Nonmetallic piping systems: GRP
- Posted by: Sebastián Bortondello
- Category: Piping
Within the family of non-metallic pipes there are different types used in the industry: GRP (Reinforced Fiberglass), PVC, PP (Polypropylene), HDPE (High Density Polyethylene) among others. This type of systems are usually used in industrial plants in general, petrochemical plants, water treatment plants, sea water desalination plants and in power generation plants.
One of the most used nonmetallic piping system is GRP, due to its superior mechanical resistance, lightness (better weight/resistance ratio than steel) and for its outstanding corrosion resistance. Therefore, this article focuses on GRP (Glass-reinforced Glass) piping systems.
1. GRP pipes
These pipes are made up of two elements, a matrix and an element that provides mechanical resistance. The matrix is usually some type of synthetic resin that is selected based on its chemical resistance and its allowable working temperature. The fibers are responsible for providing the mechanical properties, usually fiberglass. For this reason, these pipes are also known as “composite pipes”. Depending on how the fibers are arranged, the pipe will have different mechanical properties.

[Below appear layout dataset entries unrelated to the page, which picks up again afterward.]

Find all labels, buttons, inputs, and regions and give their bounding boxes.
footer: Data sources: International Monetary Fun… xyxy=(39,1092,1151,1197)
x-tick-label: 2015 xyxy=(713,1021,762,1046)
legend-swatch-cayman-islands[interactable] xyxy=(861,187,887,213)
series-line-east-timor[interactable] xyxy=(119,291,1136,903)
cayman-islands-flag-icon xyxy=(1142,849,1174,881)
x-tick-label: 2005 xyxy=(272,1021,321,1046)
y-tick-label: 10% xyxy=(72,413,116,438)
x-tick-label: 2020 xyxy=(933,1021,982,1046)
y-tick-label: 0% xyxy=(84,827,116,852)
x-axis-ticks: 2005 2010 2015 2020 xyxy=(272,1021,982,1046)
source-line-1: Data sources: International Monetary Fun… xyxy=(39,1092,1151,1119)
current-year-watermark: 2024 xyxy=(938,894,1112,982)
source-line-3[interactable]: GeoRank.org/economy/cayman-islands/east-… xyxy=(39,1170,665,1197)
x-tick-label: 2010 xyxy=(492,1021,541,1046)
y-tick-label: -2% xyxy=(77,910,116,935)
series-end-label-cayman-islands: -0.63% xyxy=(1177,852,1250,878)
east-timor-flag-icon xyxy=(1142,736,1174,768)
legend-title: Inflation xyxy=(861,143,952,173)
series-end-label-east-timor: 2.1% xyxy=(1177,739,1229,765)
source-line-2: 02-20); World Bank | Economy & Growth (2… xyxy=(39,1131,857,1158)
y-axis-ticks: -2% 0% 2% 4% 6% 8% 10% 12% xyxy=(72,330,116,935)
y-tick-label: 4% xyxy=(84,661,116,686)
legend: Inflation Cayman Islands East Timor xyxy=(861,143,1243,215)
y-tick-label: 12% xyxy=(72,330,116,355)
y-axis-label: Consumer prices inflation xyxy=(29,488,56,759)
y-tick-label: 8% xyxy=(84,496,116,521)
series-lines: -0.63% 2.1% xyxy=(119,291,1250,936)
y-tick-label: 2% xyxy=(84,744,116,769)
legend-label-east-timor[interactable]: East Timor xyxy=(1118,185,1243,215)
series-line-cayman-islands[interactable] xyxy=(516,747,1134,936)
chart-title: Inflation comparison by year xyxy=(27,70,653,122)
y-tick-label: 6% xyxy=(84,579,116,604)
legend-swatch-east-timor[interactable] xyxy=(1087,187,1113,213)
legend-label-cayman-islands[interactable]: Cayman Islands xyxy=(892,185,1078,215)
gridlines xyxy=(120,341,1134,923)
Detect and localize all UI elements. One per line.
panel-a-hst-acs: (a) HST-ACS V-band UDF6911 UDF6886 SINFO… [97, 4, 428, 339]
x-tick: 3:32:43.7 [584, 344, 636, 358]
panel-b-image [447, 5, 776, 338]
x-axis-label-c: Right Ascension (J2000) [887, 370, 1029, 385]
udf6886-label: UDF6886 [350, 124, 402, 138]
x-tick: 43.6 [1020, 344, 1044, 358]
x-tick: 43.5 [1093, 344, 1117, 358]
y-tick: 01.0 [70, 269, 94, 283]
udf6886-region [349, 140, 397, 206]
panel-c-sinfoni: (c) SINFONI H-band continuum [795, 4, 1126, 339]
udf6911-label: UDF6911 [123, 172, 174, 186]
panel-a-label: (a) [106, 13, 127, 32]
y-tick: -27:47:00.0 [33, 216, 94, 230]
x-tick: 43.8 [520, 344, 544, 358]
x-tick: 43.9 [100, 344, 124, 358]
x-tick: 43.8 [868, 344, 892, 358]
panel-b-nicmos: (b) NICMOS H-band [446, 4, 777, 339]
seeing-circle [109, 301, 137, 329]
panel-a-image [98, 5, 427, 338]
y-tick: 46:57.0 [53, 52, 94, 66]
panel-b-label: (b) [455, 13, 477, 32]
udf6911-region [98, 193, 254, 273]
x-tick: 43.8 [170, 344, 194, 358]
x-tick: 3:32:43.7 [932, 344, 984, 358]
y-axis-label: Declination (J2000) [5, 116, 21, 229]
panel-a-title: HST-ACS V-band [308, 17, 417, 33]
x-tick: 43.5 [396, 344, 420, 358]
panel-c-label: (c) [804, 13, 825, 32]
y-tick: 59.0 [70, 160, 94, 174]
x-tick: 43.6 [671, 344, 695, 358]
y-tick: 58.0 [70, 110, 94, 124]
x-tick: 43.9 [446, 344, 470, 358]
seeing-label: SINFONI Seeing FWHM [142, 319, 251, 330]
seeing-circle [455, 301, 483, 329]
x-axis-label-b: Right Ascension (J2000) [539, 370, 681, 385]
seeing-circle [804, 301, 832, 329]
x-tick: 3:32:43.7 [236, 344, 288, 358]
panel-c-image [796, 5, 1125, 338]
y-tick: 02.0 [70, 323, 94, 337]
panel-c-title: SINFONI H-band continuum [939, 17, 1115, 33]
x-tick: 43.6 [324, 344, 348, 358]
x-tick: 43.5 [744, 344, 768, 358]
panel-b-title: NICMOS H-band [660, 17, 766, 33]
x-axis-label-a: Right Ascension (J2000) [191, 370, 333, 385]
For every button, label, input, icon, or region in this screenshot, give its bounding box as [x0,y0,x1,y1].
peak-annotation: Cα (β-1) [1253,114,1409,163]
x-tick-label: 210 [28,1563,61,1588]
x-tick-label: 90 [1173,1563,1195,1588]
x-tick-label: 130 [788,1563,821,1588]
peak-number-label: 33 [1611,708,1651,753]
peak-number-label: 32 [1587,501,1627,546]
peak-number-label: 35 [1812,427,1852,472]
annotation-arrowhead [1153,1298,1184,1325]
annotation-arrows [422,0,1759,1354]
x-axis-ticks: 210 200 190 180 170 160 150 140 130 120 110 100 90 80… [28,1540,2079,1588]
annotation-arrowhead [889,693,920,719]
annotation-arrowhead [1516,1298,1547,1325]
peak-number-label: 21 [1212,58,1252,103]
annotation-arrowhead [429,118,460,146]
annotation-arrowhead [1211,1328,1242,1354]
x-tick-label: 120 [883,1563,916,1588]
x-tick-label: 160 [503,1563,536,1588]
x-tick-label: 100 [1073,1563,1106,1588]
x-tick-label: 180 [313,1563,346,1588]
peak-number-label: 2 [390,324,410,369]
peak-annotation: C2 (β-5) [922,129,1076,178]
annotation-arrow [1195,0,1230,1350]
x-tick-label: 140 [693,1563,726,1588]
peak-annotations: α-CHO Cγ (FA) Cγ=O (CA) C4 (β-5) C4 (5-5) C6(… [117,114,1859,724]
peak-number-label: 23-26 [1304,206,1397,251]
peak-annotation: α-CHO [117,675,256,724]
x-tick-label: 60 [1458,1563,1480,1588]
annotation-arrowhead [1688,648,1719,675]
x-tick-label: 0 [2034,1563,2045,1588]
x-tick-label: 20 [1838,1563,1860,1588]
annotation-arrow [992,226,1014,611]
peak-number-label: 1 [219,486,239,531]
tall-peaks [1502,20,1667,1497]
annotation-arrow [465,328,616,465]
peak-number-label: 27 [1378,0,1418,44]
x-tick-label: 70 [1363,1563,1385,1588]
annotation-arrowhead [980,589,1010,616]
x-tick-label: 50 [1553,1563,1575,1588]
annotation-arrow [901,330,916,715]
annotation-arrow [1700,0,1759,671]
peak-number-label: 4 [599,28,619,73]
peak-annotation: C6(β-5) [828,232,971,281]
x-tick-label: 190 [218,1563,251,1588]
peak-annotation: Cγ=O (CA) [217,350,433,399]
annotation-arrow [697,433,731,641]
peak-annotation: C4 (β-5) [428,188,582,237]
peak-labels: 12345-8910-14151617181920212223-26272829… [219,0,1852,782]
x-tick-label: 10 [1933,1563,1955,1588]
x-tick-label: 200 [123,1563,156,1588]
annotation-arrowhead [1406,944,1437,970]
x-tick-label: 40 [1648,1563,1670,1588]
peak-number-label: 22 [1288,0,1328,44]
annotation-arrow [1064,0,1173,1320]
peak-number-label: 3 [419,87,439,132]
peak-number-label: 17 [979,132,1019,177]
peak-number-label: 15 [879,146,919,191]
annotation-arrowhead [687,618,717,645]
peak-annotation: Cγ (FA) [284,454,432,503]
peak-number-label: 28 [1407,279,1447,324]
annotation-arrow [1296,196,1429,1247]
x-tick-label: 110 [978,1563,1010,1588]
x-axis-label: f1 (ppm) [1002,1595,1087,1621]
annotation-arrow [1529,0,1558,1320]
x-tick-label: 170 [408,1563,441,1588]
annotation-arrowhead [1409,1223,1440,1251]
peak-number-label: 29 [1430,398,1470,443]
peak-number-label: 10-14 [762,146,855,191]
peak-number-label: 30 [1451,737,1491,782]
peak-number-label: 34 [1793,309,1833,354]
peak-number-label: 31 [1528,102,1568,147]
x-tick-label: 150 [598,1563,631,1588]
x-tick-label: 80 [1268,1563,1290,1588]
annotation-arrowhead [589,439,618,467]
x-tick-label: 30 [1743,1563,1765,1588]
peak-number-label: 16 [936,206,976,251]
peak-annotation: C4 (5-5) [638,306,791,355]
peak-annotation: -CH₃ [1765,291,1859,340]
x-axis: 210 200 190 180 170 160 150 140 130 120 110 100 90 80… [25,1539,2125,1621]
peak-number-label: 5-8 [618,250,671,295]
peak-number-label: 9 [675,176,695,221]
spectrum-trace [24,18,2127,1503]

Configuration and fiber orientation of a GRP pipe.
Machine to laminate GRP pipes.
2. Codes & standards
The standards used in this type of piping systems had evolved over time. At the very beginning, the BS 7159 and OKOOA standards were the pioneers, with the ISO 14692 standard being the current application of reference for the vast majority of industrial facilities.
The ISO 14692 standard covers the entire spectrum necessary to regulate the GRP application. It is formed by four sections, covering the main characteristics of GRP pipes, their quality control and tests, the design of the pipe and fittings and finally the manufacturing method, assembly, and operation of the pipes.
Codes & standards
3. Analysis of flexibility and stress under standard ISO 14692
To perform the analysis of a GRP piping system it is necessary to consider and define certain properties of the material. To accomplish this, it is of vital importance that the selected manufacturer provides all the parameters and properties based on the conditions to which the pipe will be exposed. These conditions are pressure, temperature, diameters and thicknesses, among others, and will be determined by the characteristics and needs of each project.
Although it is true that the current trend is to standardize all these parameters, the truth is that they depend on the method used by each manufacturer, so if the characteristics adopted at the beginning of the project do not coincide with the chosen supplier, the analysis carried will not correspond to reality.
A characteristic of this type of system is that the thicknesses of the fittings (elbows, tees, etc.) are greater than the thicknesses of the pipe sections.
Below are two typical tables where you can view all the parameters necessary to enter data in the calculation program.
GRP pipe data sheet.
GRP pipe data sheet.
4. Mechanical and physical properties of GRP materials
The materials that make up the GRP pipes are of the orthotropic type, unlike steel that is of the isotropic type. The mechanical properties in a specific direction throughout the material (Axial for instance) are all the same, and the properties in all directions perpendicular to the first will also be the same (Hoop), but different from the previous ones. This difference in mechanical properties leads to having two modulus of elasticity for the same material, Ea (Axial modulus) and Eh (Hoop modulus).
The values of the modulus of elasticity of GRP are low compared to that of steel, which means that the material will have a greater deformation under the same stress if we compare it with steel. Some typical values are around 10,000 MPA for Ea.
Due to this characteristic of GRP, pipes will deform more than steel. This is very important in the flexibility analysis, specially when it comes to the stiffnesses of the pipe supports. This will avoid, if the layout is flexible enough, overstressed points and also the loads obtained in the supports will be lower values, being the design of the support is less robust and more economical.
The density of the pipe is a very important property to consider since the weight of the pipe will be calculated with this value, and therefore it will be reflected in the stress calculation.
Another physical property but not as important as the density of the material is the coefficient of thermal expansion of the material with which the pipe is to be manufactured.